Ok, I realize that this post might seem peculiar at first given that this is a green industry oriented blog. But remember that the supply chain for our products is quite similar to that of perishable foods. Therefore, logically, any supply chain dynamics affecting one industry must also affect the other. Given that premise, let’s proceed.
Much attention has been placed in the media on the fact that market prices for major food commodities such as grains and vegetable oils have risen sharply to historic highs of more than 60 percent above levels just 2 years ago. Many factors have contributed to the runup in food commodity prices. Some factors reflect trends of slower growth in production and more rapid growth in demand, which have contributed to a tightening of world balances of grains and oilseeds over the last decade.
Recent factors that have further tightened world markets include increased global demand for biofuels feedstocks and adverse weather conditions in 2006 and 2007 in some major grain and oilseed producing areas.
Other factors that have added to global food commodity price inflation include the declining value of the U.S. dollar, rising energy prices, increasing agricultural costs of production, growing foreign exchange holdings by major food importing countries, and policies adopted recently by some exporting and importing countries to mitigate their own food price inflation.
In assessing prospects for the future, there are a number of uncertainties and concerns:
Global economic growth: If rapid growth continues, particularly in developing countries, it will continue to put upward pressure on food commodity prices through increases in food demand.
Energy prices: If petroleum prices continue to rise, costs of agricultural production will rise, as will the cost of processing, and the cost of transporting products to markets both within a country and exporting to other countries. Continued high petroleum prices will also sustain the global incentives to produce more biofuels.
Biofuels production: In USDA’s 10-year agricultural projections, global growth in biofuels production begins to slow in the next several years and production from grains and oilseeds flattens out in the next half decade. World food commodity prices are not projected to retreat to past levels. However, several years into the future, the underlying long-term trend in rapidly increasing global demand is expected once again to be the primary contributor to future upward pressure on food commodity
Supply response capacity of the global agricultural production system:
• Cost of inputs: Continued increases in production costs, especially in energy-related costs, will restrain the world’s production response. Higher costs for fertilizer, fuel, and seeds could cause farmers without access to credit to plant less than they otherwise would have, or to shift to crops requiring fewer inputs.
• Additional cropland (quantity and quality): What will be the long-run impact of higher world food commodity prices on the amount of land used to produce the crops? What is the productivity of the land that will be used to increase production?
• Water shortages: How quickly will constraints on the amount of water available for agricultural production become more widespread?

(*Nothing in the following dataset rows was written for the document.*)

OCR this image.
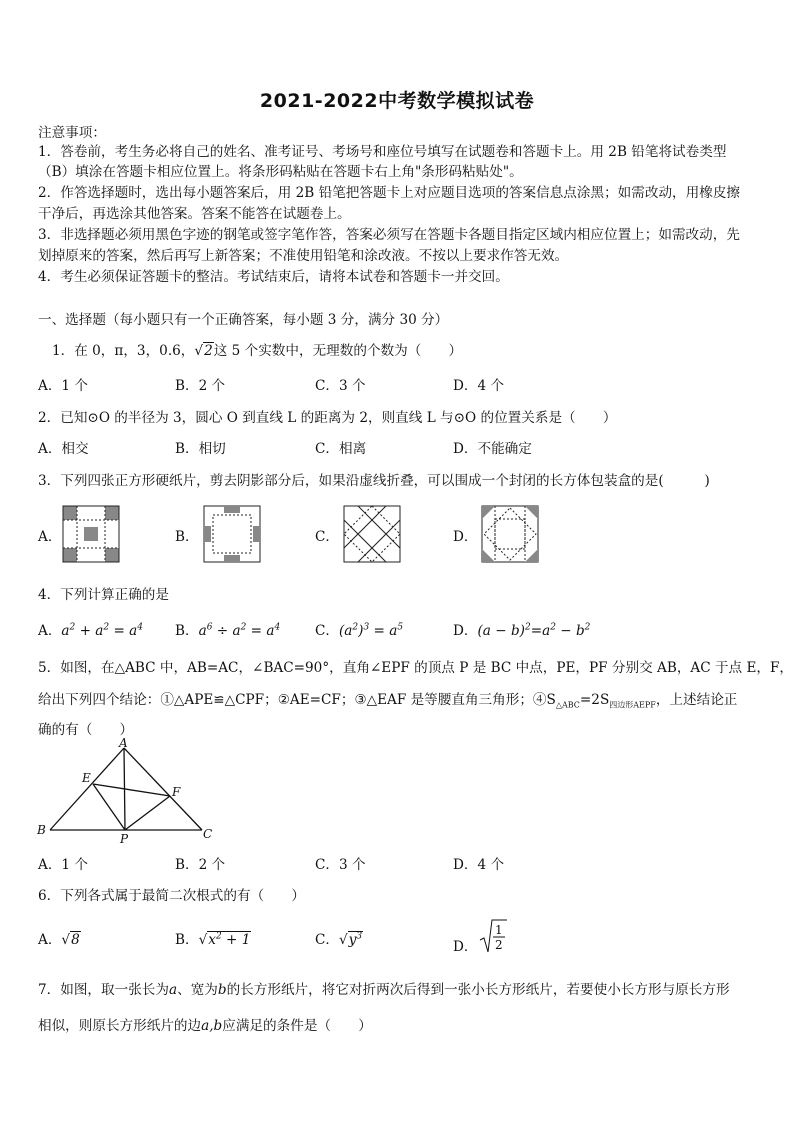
2021-2022中考数学模拟试卷
注意事项：
1．答卷前，考生务必将自己的姓名、准考证号、考场号和座位号填写在试题卷和答题卡上。用 2B 铅笔将试卷类型
（B）填涂在答题卡相应位置上。将条形码粘贴在答题卡右上角"条形码粘贴处"。
2．作答选择题时，选出每小题答案后，用 2B 铅笔把答题卡上对应题目选项的答案信息点涂黑；如需改动，用橡皮擦
干净后，再选涂其他答案。答案不能答在试题卷上。
3．非选择题必须用黑色字迹的钢笔或签字笔作答，答案必须写在答题卡各题目指定区域内相应位置上；如需改动，先
划掉原来的答案，然后再写上新答案；不准使用铅笔和涂改液。不按以上要求作答无效。
4．考生必须保证答题卡的整洁。考试结束后，请将本试卷和答题卡一并交回。
一、选择题（每小题只有一个正确答案，每小题 3 分，满分 30 分）
1．在 0，π，3，0.6，√2这 5 个实数中，无理数的个数为（　　）
A．1 个	B．2 个	C．3 个	D．4 个
2．已知⊙O 的半径为 3，圆心 O 到直线 L 的距离为 2，则直线 L 与⊙O 的位置关系是（　　）
A．相交	B．相切	C．相离	D．不能确定
3．下列四张正方形硬纸片，剪去阴影部分后，如果沿虚线折叠，可以围成一个封闭的长方体包装盒的是(　　　)
A．	B．	C．	D．
4．下列计算正确的是
A．$a^2 + a^2 = a^4$ B．$a^6 \div a^2 = a^4$	C．$(a^2)^3 = a^5$	D．$(a - b)^2=a^2 - b^2$
5．如图，在△ABC 中，AB=AC，∠BAC=90°，直角∠EPF 的顶点 P 是 BC 中点，PE，PF 分别交 AB，AC 于点 E，F，
给出下列四个结论：①△APE≌△CPF；②AE=CF；③△EAF 是等腰直角三角形；$④S_{\triangle ABC}=2S_{四边形AEPF}$，上述结论正
确的有（　　）
A
B	C
E
F
P
A．1 个	B．2 个	C．3 个	D．4 个
6．下列各式属于最简二次根式的有（　　）
A．√8	B．$√x^2 + 1$	C．$√y^3$
D．
1
2
7．如图，取一张长为a、宽为b的长方形纸片，将它对折两次后得到一张小长方形纸片，若要使小长方形与原长方形
相似，则原长方形纸片的边a,b应满足的条件是（　　）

• New seed varieties and use of biotechnology: Will higher food prices encourage some countries to adopt the use of biotechnology, especially genetically modified seed for crops? Will future research focus more on yield-enhancing varieties rather than cost-reducing innovations?
• Biophysical response to climate change: How will climate change affect agricultural production? How will it change temperatures, precipitation, the length of growing seasons, and variability of yields? How, and under what circumstances, will climate change increase and/or reduce production? In affected regions, how difficult will it be for producers to shift to different crops, to adopt new cropping patterns, and to adjust production practices to the new environment?
With such low world stocks of food commodities, food prices are vulnerable to a production shortfall in one or more major production areas. If a significant shortfall occurs this year due to weather or disease, food prices might continue to rise sharply from the current high level.
Although trade flows can mitigate some of these effects, new or existing trade restrictions or barriers can exacerbate price impacts. However, if good crop production conditions exist in the Northern Hemisphere during the next 6 months, food commodity prices could retreat significantly from their current highs.